Thursday, September 14, 2017

Pope Francis urges new Bishops to cultivate discernment

 (Vatican Radio) Pope Francis on Thursday urged Bishops to cultivate what he called an “attitude of listening” and to avoid being “imprisoned by nostalgia.”

Addressing Catholic Bishops from across the globe who have been appointed during the past year, the Pope focused on the need for discernment.     

The Bishops have just completed an annual training programme organized by the Congregation for Bishops.
 
 “Authentic discernment,” the Pope said, “although definitive at every step, is always an open and necessary process, and can be completed and enriched”.

Insisting that discernment “can’t be reduced to repeating formulas” Francis  pointed out that it is, in fact, an “antidote against rigidity, because the same solutions aren’t valid everywhere.” 

You must  have the courage  to ask yourself whether yesterday’s proposals are still evangelically valid, the Pope said to the new Bishops, highlighting the importance for all pastors to not be stuck in the margins but to have the capacity of “evaluating God’s times.”
   
Saying that the gift of discernment cannot be taken for granted, he described it as the primary condition upon which to draw as the Bishops strive to “discern the paths of God” for the salvation of those entrusted to them.

The practice recommended by the Pope for achieving the right kind of balance in personal and ecclesiastical behavior is that of deep and regular prayer.

He also pointed out that discernment is not a private exercise by an individual priest, but an activity that unfolds in a community.

“The Bishop is not the ‘self-sufficient father-patron’ and still less the frightened and isolated ‘solitary pastor” he said.

Those to be consulted in the attempt to reach the right decisions, he continued, are the bishops’ own brother Bishops, their priests and the lay faithful.

Real people in concrete situations, he explained, wish to “draw from the treasure of the Church what’s most useful for the ‘today’ of their salvation”.
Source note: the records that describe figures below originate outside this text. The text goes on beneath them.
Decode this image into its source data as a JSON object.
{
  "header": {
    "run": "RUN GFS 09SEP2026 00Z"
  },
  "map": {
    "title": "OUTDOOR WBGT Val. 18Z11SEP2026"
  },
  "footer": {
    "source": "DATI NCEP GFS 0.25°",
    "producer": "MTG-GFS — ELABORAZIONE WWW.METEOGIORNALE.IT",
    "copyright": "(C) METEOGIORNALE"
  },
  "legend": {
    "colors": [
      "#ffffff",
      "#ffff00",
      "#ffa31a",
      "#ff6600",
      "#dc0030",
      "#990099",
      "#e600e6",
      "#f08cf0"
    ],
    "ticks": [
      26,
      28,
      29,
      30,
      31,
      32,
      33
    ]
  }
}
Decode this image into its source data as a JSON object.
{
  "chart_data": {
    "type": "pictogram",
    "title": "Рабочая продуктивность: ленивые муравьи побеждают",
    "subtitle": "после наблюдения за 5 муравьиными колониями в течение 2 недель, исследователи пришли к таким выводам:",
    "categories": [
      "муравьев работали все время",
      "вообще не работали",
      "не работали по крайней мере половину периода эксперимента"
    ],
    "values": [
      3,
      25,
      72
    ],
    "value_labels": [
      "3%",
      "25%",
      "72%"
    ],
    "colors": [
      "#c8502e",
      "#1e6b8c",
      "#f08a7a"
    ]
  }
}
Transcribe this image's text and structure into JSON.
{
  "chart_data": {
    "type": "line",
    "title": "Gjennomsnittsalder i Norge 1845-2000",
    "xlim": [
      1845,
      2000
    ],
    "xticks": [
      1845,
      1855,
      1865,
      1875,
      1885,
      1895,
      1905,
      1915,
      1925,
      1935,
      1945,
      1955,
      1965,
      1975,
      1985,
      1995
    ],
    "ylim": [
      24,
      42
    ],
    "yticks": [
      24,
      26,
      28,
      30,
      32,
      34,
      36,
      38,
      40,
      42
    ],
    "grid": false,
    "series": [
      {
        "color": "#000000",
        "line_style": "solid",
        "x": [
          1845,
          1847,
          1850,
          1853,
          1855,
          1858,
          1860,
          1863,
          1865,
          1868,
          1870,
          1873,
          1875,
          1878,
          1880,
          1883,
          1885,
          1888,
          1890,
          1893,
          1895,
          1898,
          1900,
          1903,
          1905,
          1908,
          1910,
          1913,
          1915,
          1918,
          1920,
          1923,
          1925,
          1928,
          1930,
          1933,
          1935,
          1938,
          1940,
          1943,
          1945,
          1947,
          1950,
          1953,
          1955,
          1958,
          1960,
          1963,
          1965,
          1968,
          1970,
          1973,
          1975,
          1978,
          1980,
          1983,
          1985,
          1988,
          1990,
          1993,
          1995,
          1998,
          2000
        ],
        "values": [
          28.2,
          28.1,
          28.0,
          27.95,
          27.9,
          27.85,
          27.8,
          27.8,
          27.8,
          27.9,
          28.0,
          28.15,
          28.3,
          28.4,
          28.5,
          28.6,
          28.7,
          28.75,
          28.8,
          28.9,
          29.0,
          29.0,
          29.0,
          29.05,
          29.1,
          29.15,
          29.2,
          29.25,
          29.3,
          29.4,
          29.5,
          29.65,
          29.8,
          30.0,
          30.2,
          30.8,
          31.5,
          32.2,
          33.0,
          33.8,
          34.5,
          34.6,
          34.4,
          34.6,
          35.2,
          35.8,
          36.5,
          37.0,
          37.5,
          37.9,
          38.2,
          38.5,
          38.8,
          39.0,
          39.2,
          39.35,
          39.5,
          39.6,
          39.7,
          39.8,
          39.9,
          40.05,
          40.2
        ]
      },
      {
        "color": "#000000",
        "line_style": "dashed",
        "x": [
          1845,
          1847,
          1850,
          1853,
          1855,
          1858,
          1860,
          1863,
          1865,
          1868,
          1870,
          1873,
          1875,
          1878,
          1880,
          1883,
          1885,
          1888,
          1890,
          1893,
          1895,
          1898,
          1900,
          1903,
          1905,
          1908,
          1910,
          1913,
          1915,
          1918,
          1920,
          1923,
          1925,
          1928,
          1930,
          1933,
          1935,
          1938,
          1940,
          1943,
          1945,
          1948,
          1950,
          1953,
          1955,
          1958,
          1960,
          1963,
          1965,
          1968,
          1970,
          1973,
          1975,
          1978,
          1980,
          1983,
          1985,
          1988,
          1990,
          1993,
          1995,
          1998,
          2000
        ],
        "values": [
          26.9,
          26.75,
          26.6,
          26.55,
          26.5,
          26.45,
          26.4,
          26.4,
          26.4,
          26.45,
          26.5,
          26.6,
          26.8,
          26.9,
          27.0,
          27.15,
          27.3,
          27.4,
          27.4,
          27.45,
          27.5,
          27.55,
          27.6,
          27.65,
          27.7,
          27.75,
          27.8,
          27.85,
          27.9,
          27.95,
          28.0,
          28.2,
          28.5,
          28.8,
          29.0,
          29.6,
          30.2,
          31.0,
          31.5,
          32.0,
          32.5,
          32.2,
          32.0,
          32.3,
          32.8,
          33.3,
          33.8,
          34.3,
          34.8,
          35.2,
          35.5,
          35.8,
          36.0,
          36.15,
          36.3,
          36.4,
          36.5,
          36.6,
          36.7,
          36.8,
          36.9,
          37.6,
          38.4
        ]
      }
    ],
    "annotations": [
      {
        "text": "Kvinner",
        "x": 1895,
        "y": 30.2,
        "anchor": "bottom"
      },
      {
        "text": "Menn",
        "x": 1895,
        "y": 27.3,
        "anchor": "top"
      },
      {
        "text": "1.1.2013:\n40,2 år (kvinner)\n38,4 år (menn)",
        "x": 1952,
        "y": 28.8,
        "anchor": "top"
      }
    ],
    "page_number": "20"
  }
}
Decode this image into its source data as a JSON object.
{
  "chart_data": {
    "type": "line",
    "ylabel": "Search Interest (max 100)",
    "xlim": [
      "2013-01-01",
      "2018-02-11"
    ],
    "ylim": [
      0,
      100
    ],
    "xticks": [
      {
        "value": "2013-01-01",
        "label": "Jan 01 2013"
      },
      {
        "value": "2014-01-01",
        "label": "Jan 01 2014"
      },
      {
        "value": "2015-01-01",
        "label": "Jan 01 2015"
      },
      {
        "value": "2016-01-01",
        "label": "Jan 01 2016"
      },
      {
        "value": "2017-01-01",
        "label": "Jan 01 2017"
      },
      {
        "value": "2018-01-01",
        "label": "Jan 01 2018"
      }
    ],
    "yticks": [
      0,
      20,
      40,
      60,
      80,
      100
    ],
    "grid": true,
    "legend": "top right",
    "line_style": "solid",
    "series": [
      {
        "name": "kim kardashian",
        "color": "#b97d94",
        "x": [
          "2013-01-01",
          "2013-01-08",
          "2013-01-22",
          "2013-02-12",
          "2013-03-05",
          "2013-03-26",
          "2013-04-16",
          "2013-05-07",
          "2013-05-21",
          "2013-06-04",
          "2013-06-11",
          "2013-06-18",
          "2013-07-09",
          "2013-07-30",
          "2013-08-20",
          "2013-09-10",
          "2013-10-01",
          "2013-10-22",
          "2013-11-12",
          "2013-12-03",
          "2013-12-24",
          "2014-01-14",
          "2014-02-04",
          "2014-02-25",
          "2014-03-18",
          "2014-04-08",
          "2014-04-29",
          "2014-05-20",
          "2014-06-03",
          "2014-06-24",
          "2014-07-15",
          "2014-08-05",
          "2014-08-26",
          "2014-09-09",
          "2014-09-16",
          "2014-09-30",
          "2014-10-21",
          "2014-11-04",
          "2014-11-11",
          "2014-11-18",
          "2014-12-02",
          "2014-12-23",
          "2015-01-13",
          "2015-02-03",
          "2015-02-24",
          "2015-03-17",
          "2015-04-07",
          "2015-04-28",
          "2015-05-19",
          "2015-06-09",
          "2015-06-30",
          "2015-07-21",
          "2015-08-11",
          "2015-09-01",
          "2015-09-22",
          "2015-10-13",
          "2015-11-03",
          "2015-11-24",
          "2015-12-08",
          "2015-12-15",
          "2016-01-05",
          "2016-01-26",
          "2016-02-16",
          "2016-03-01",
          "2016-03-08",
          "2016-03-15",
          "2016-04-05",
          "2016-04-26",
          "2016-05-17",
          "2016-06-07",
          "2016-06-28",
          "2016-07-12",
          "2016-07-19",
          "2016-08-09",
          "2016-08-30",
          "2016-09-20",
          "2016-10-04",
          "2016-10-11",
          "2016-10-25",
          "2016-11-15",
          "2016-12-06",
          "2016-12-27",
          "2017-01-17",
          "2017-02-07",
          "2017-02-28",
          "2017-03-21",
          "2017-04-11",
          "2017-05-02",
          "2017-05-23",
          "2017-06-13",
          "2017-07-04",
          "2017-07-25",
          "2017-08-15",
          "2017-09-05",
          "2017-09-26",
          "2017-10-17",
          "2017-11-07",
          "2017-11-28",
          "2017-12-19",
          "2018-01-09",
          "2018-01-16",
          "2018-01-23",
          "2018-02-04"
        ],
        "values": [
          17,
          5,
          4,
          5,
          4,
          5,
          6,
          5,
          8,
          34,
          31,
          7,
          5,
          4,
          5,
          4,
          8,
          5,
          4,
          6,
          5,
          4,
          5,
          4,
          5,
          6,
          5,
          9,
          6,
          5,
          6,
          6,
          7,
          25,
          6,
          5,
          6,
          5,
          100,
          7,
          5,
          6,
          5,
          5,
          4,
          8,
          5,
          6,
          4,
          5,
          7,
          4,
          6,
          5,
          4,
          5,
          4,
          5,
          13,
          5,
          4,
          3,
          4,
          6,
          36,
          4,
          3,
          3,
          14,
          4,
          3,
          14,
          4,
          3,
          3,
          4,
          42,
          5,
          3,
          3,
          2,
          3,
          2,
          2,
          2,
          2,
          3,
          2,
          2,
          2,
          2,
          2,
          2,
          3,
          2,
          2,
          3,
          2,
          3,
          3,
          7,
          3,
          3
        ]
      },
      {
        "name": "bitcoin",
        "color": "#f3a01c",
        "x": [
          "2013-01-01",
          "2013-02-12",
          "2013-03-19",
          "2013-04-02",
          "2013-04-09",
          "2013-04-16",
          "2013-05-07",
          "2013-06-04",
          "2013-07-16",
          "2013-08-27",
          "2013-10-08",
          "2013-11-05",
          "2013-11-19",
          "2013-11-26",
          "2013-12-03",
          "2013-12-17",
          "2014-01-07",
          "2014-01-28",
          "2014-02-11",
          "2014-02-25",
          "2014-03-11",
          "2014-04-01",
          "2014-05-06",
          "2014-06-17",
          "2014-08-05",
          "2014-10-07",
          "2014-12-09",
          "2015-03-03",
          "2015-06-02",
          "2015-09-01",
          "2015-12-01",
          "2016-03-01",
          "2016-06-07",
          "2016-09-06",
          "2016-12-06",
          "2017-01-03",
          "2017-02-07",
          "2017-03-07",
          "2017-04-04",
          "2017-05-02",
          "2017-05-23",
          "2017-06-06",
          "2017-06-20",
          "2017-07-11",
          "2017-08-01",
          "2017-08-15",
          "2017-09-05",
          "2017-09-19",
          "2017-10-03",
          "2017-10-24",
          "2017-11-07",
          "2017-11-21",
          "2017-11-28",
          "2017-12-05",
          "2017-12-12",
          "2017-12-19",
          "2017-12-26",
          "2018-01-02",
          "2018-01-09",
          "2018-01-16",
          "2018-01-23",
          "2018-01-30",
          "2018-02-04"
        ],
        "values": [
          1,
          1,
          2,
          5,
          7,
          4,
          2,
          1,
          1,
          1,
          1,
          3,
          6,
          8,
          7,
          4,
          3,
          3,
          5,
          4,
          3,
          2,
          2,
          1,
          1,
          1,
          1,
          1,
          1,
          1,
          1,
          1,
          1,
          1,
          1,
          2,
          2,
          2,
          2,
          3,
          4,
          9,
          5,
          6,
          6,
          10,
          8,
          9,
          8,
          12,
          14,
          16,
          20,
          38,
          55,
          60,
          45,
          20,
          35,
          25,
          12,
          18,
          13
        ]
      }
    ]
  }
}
And insisting on the need for all clergy to always keep contact with ordinary people he warned that without such an exchange “the faith of the most cultivated can degenerate into indifference, and that of the humblest into superstition.”

Pope Francis also called on bishops to be attentive to the “the culture of religiosity of the people” noting that popular piety is often the “foundation of a people’s self-understanding,” and that discernment has to enter into dialogue with it.

“Remember that God was already present in your diocese before you got there” he told the new Bishops, “and he’ll still be there when you leave”.